Und bei den Politikern kommt langsam Feierstimmung auf. Wirtschaftsminister Rainer Brüderle reist als neuer Ludwig Erhard durchs Land, während Bundeskanzlerin Angela Merkel in Brüssel weitere Milliarden für die EU abliefern kann. Von Reformen oder vom Sparen redet niemand mehr. Deutschland fällt in die Lethargie der überkommenen Scheckbuch-Politik zurück, zu Hause und in Brüssel. Man gibt das Geld den Lobbygruppen oder der EU-Bürokratie, kein Problem, der Aufschwung ist da. Gerade in dem Augenblick, in dem die Finanz- und Eurokrise zu entschlossenen und zukunftsgerichteten Handeln motiviert hätte, scheint sie vorbei. Das passierte schon oft bei den Wirtschaftskrisen der letzten 20 Jahre. Die Folge war ein sich stetig weiter aufbauender Reformstau. Auch jetzt scheint es wieder diesen Weg zu gehen. Klar ist aber auch, die nächste Krise kommt bestimmt und wird dann umso härter ausfallen.

Diese doppeldeutige Dialektik des deutschen Aufschwungs muss man auch vor dem Hintergrund sehen, dass die Lage der Weltwirtschaft sich zu komplizieren droht. Die US-Notenbank druckt permanent Dollars und überschwemmt damit die Welt. Diese Geldschwemme aus den USA setzt viele andere Länder enorm unter Druck. Brasilien spricht daher jetzt nicht mehr nur von einem Währungskrieg, sondern schon von einem Handelskrieg und will sich mit staatlichen Maßnahmen gegen den schwachen US-Dollar wehren. Auch die Schwellenländer beginnen Geld zu drucken und so entsteht ein weltweiter Wettlauf der Notenpressen. Ein riesiger Inflationsschub droht. Wirtschaftswissenschaftler sehen das Ende der Dollar-Dominanz oder sogar des Papiergeldes, wenn stattdessen Gold oder Rohstoffe als Verrechnungseinheit eingeführt werden.

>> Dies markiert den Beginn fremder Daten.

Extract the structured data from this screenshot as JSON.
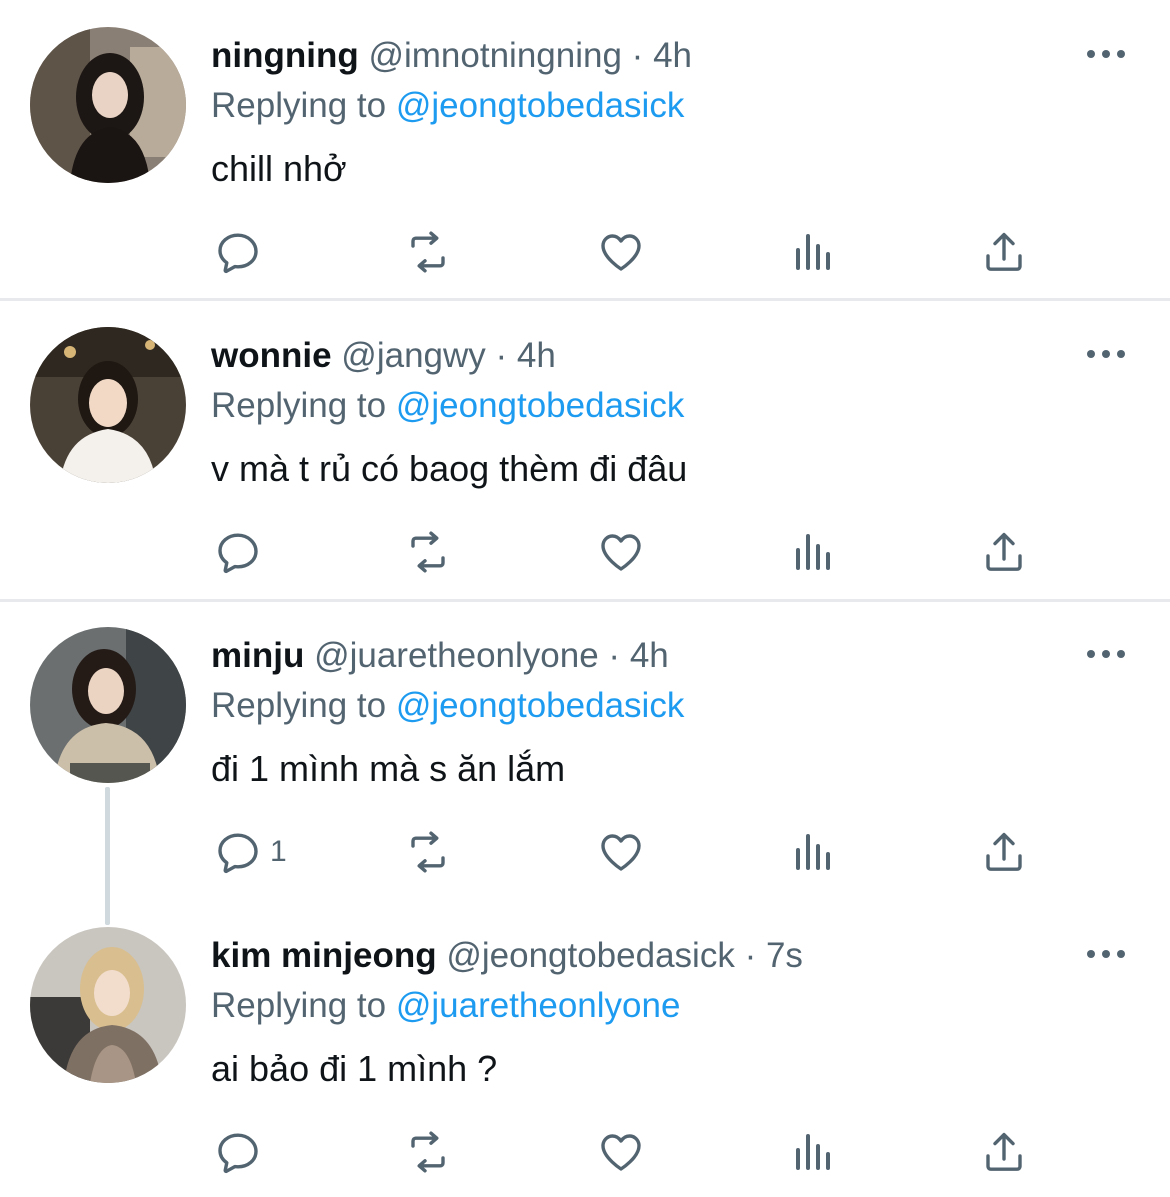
{
  "tweets": [
    {
      "name": "ningning",
      "handle": "@imnotningning",
      "dot": "·",
      "time": "4h",
      "reply_prefix": "Replying to ",
      "reply_to": "@jeongtobedasick",
      "text": "chill nhở",
      "reply_count": ""
    },
    {
      "name": "wonnie",
      "handle": "@jangwy",
      "dot": "·",
      "time": "4h",
      "reply_prefix": "Replying to ",
      "reply_to": "@jeongtobedasick",
      "text": "v mà t rủ có baog thèm đi đâu",
      "reply_count": ""
    },
    {
      "name": "minju",
      "handle": "@juaretheonlyone",
      "dot": "·",
      "time": "4h",
      "reply_prefix": "Replying to ",
      "reply_to": "@jeongtobedasick",
      "text": "đi 1 mình mà s ăn lắm",
      "reply_count": "1"
    },
    {
      "name": "kim minjeong",
      "handle": "@jeongtobedasick",
      "dot": "·",
      "time": "7s",
      "reply_prefix": "Replying to ",
      "reply_to": "@juaretheonlyone",
      "text": "ai bảo đi 1 mình ?",
      "reply_count": ""
    }
  ],
  "icons": {
    "reply": "reply-icon",
    "retweet": "retweet-icon",
    "like": "like-icon",
    "views": "views-icon",
    "share": "share-icon",
    "more": "more-icon"
  },
  "colors": {
    "text": "#0f1419",
    "secondary": "#536471",
    "accent": "#1d9bf0",
    "separator": "#e7e9ec",
    "thread_line": "#cfd9de"
  }
}
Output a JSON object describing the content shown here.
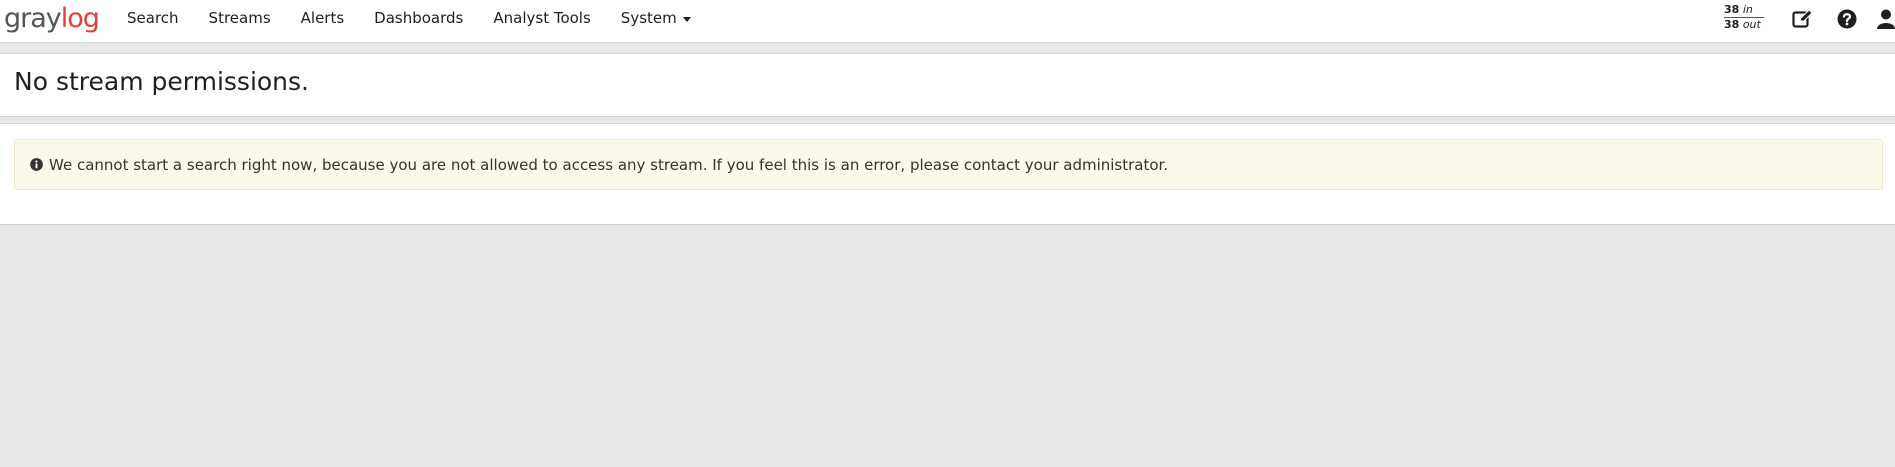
{
  "logo": {
    "part1": "gray",
    "part2": "log"
  },
  "nav": {
    "items": [
      {
        "label": "Search"
      },
      {
        "label": "Streams"
      },
      {
        "label": "Alerts"
      },
      {
        "label": "Dashboards"
      },
      {
        "label": "Analyst Tools"
      },
      {
        "label": "System"
      }
    ]
  },
  "throughput": {
    "in_count": "38",
    "in_label": "in",
    "out_count": "38",
    "out_label": "out"
  },
  "icons": {
    "notes": "edit-icon",
    "help": "question-circle-icon",
    "user": "user-icon",
    "info": "info-circle-icon"
  },
  "page": {
    "title": "No stream permissions."
  },
  "alert": {
    "message": "We cannot start a search right now, because you are not allowed to access any stream. If you feel this is an error, please contact your administrator."
  },
  "colors": {
    "brand_red": "#e0413a",
    "alert_bg": "#fcf8ec"
  }
}
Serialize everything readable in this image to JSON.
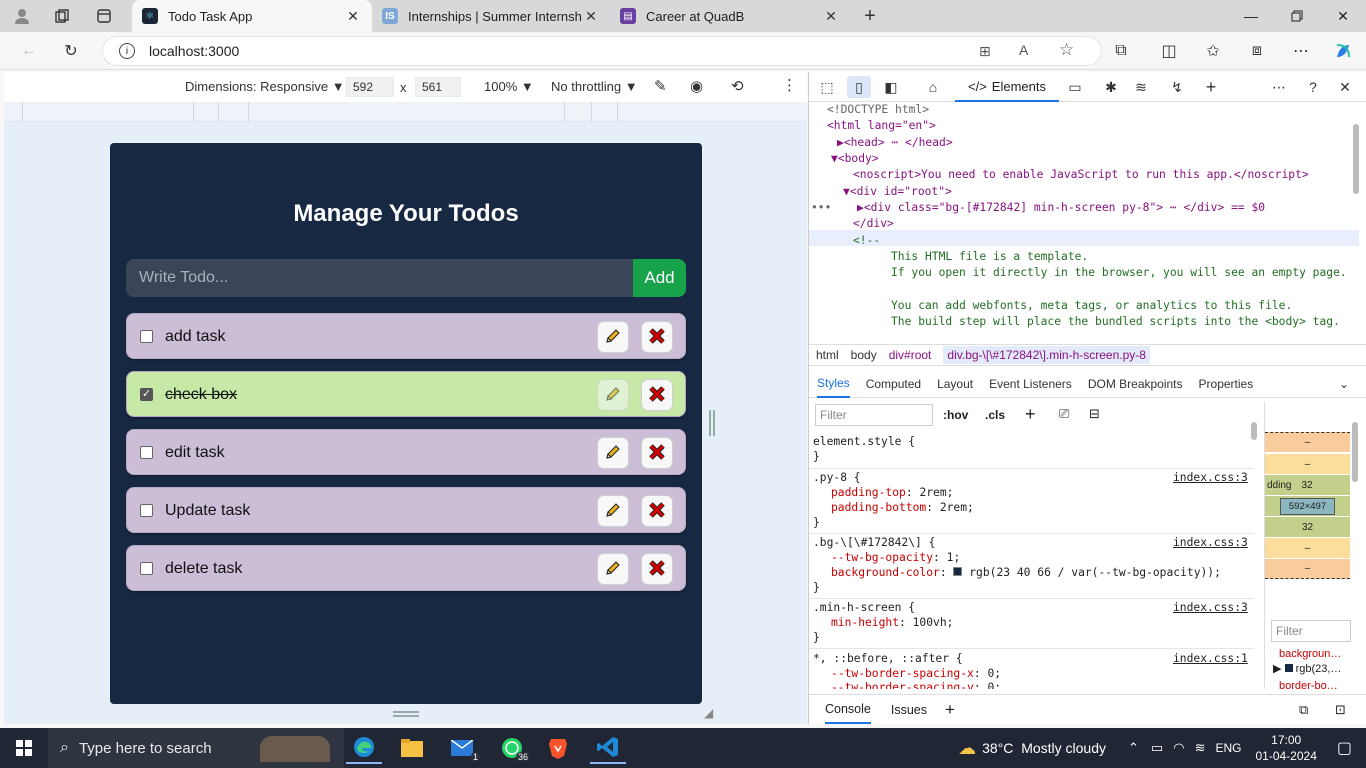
{
  "browser": {
    "tabs": [
      {
        "title": "Todo Task App",
        "active": true
      },
      {
        "title": "Internships | Summer Internship",
        "active": false
      },
      {
        "title": "Career at QuadB",
        "active": false
      }
    ],
    "url": "localhost:3000"
  },
  "device_toolbar": {
    "dimensions_label": "Dimensions: Responsive",
    "width": "592",
    "times": "x",
    "height": "561",
    "zoom": "100%",
    "throttling": "No throttling"
  },
  "app": {
    "heading": "Manage Your Todos",
    "input_placeholder": "Write Todo...",
    "add_label": "Add",
    "todos": [
      {
        "text": "add task",
        "completed": false
      },
      {
        "text": "check box",
        "completed": true
      },
      {
        "text": "edit task",
        "completed": false
      },
      {
        "text": "Update task",
        "completed": false
      },
      {
        "text": "delete task",
        "completed": false
      }
    ],
    "colors": {
      "background": "#172842",
      "item": "#ccbed7",
      "item_completed": "#c6e9a7",
      "add": "#16a34a",
      "delete": "#cc0000"
    }
  },
  "devtools": {
    "active_tab": "Elements",
    "dom_lines": [
      "<!DOCTYPE html>",
      "<html lang=\"en\">",
      "<head> ⋯ </head>",
      "<body>",
      "<noscript>You need to enable JavaScript to run this app.</noscript>",
      "<div id=\"root\">",
      "<div class=\"bg-[#172842] min-h-screen py-8\"> ⋯ </div> == $0",
      "</div>",
      "<!--",
      "This HTML file is a template.",
      "If you open it directly in the browser, you will see an empty page.",
      "You can add webfonts, meta tags, or analytics to this file.",
      "The build step will place the bundled scripts into the <body> tag."
    ],
    "breadcrumbs": [
      "html",
      "body",
      "div#root",
      "div.bg-\\[\\#172842\\].min-h-screen.py-8"
    ],
    "style_tabs": [
      "Styles",
      "Computed",
      "Layout",
      "Event Listeners",
      "DOM Breakpoints",
      "Properties"
    ],
    "filter_placeholder": "Filter",
    "hov": ":hov",
    "cls": ".cls",
    "rules": [
      {
        "selector": "element.style {",
        "source": "",
        "props": []
      },
      {
        "selector": ".py-8 {",
        "source": "index.css:3",
        "props": [
          [
            "padding-top",
            "2rem;"
          ],
          [
            "padding-bottom",
            "2rem;"
          ]
        ]
      },
      {
        "selector": ".bg-\\[\\#172842\\] {",
        "source": "index.css:3",
        "props": [
          [
            "--tw-bg-opacity",
            "1;"
          ],
          [
            "background-color",
            "rgb(23 40 66 / var(--tw-bg-opacity));"
          ]
        ]
      },
      {
        "selector": ".min-h-screen {",
        "source": "index.css:3",
        "props": [
          [
            "min-height",
            "100vh;"
          ]
        ]
      },
      {
        "selector": "*, ::before, ::after {",
        "source": "index.css:1",
        "props": [
          [
            "--tw-border-spacing-x",
            "0;"
          ],
          [
            "--tw-border-spacing-y",
            "0;"
          ]
        ]
      }
    ],
    "boxmodel": {
      "dash1": "–",
      "dash2": "–",
      "padding_label": "dding",
      "padding_top": "32",
      "content": "592×497",
      "padding_bottom": "32",
      "dash3": "–",
      "dash4": "–",
      "filter": "Filter",
      "prop1": "backgroun…",
      "prop1_val": "rgb(23,…",
      "prop2": "border-bo…"
    },
    "drawer_tabs": [
      "Console",
      "Issues"
    ]
  },
  "taskbar": {
    "search_placeholder": "Type here to search",
    "mail_badge": "1",
    "whatsapp_badge": "36",
    "weather": "38°C  Mostly cloudy",
    "lang": "ENG",
    "time": "17:00",
    "date": "01-04-2024"
  }
}
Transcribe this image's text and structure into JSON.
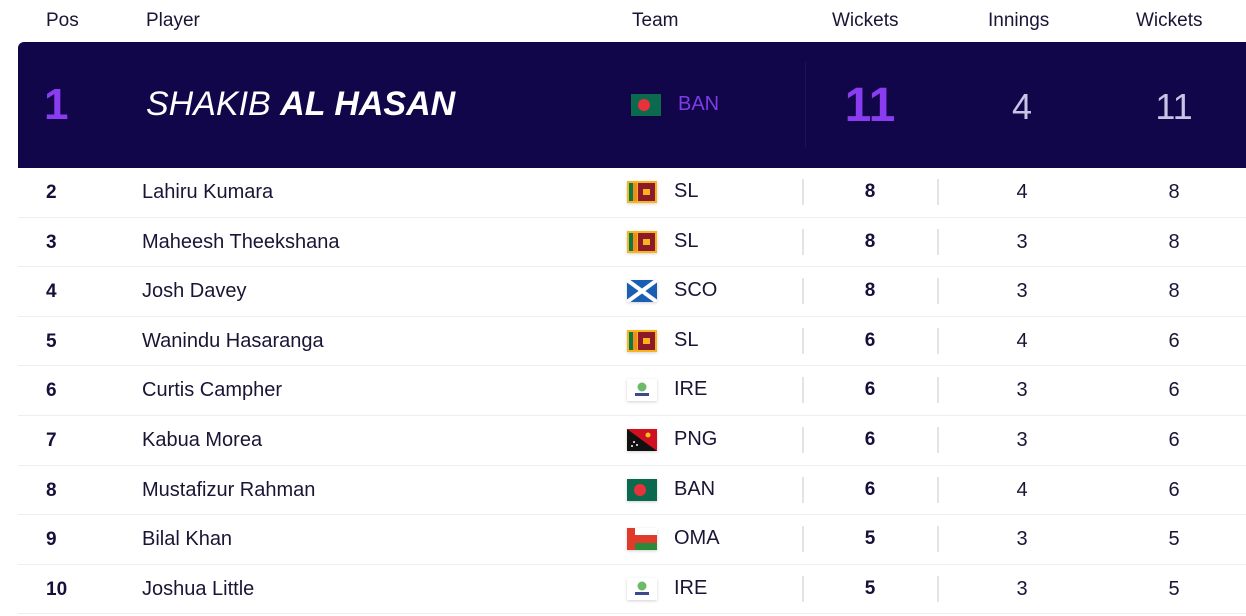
{
  "header": {
    "pos": "Pos",
    "player": "Player",
    "team": "Team",
    "wickets": "Wickets",
    "innings": "Innings",
    "wickets2": "Wickets"
  },
  "colors": {
    "leader_bg": "#12064a",
    "accent_purple": "#8a3cf0",
    "text_dark": "#14103a"
  },
  "leader": {
    "pos": "1",
    "first_name": "SHAKIB",
    "last_name": "AL HASAN",
    "team": "BAN",
    "flag": "bangladesh-flag",
    "wickets": "11",
    "innings": "4",
    "wickets2": "11"
  },
  "rows": [
    {
      "pos": "2",
      "name": "Lahiru Kumara",
      "team": "SL",
      "flag": "sri-lanka-flag",
      "wickets": "8",
      "innings": "4",
      "wickets2": "8"
    },
    {
      "pos": "3",
      "name": "Maheesh Theekshana",
      "team": "SL",
      "flag": "sri-lanka-flag",
      "wickets": "8",
      "innings": "3",
      "wickets2": "8"
    },
    {
      "pos": "4",
      "name": "Josh Davey",
      "team": "SCO",
      "flag": "scotland-flag",
      "wickets": "8",
      "innings": "3",
      "wickets2": "8"
    },
    {
      "pos": "5",
      "name": "Wanindu Hasaranga",
      "team": "SL",
      "flag": "sri-lanka-flag",
      "wickets": "6",
      "innings": "4",
      "wickets2": "6"
    },
    {
      "pos": "6",
      "name": "Curtis Campher",
      "team": "IRE",
      "flag": "ireland-cricket-logo",
      "wickets": "6",
      "innings": "3",
      "wickets2": "6"
    },
    {
      "pos": "7",
      "name": "Kabua Morea",
      "team": "PNG",
      "flag": "papua-new-guinea-flag",
      "wickets": "6",
      "innings": "3",
      "wickets2": "6"
    },
    {
      "pos": "8",
      "name": "Mustafizur Rahman",
      "team": "BAN",
      "flag": "bangladesh-flag",
      "wickets": "6",
      "innings": "4",
      "wickets2": "6"
    },
    {
      "pos": "9",
      "name": "Bilal Khan",
      "team": "OMA",
      "flag": "oman-flag",
      "wickets": "5",
      "innings": "3",
      "wickets2": "5"
    },
    {
      "pos": "10",
      "name": "Joshua Little",
      "team": "IRE",
      "flag": "ireland-cricket-logo",
      "wickets": "5",
      "innings": "3",
      "wickets2": "5"
    }
  ]
}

Überhaupt tragen den gegenwärtigen Aufschwung der Weltwirtschaft sehr stark Schwellenländer wie Brasilien und insbesondere China. Die Abhängigkeit der westlichen Wirtschaft, und auch Deutschlands, von China wird immer größer. Dies kann ein Problem werden, denn der chinesische Wirtschaftsboom ist sehr fragil und die sich derzeit aufbauende ökonomische Blase im Reich der Mitte kann jederzeit explodieren und der Weltwirtschaft den Todesstoß versetzen. Auch in Deutschland wäre dann der Aufschwung vorbei und natürlich die Ratlosigkeit wieder einmal groß.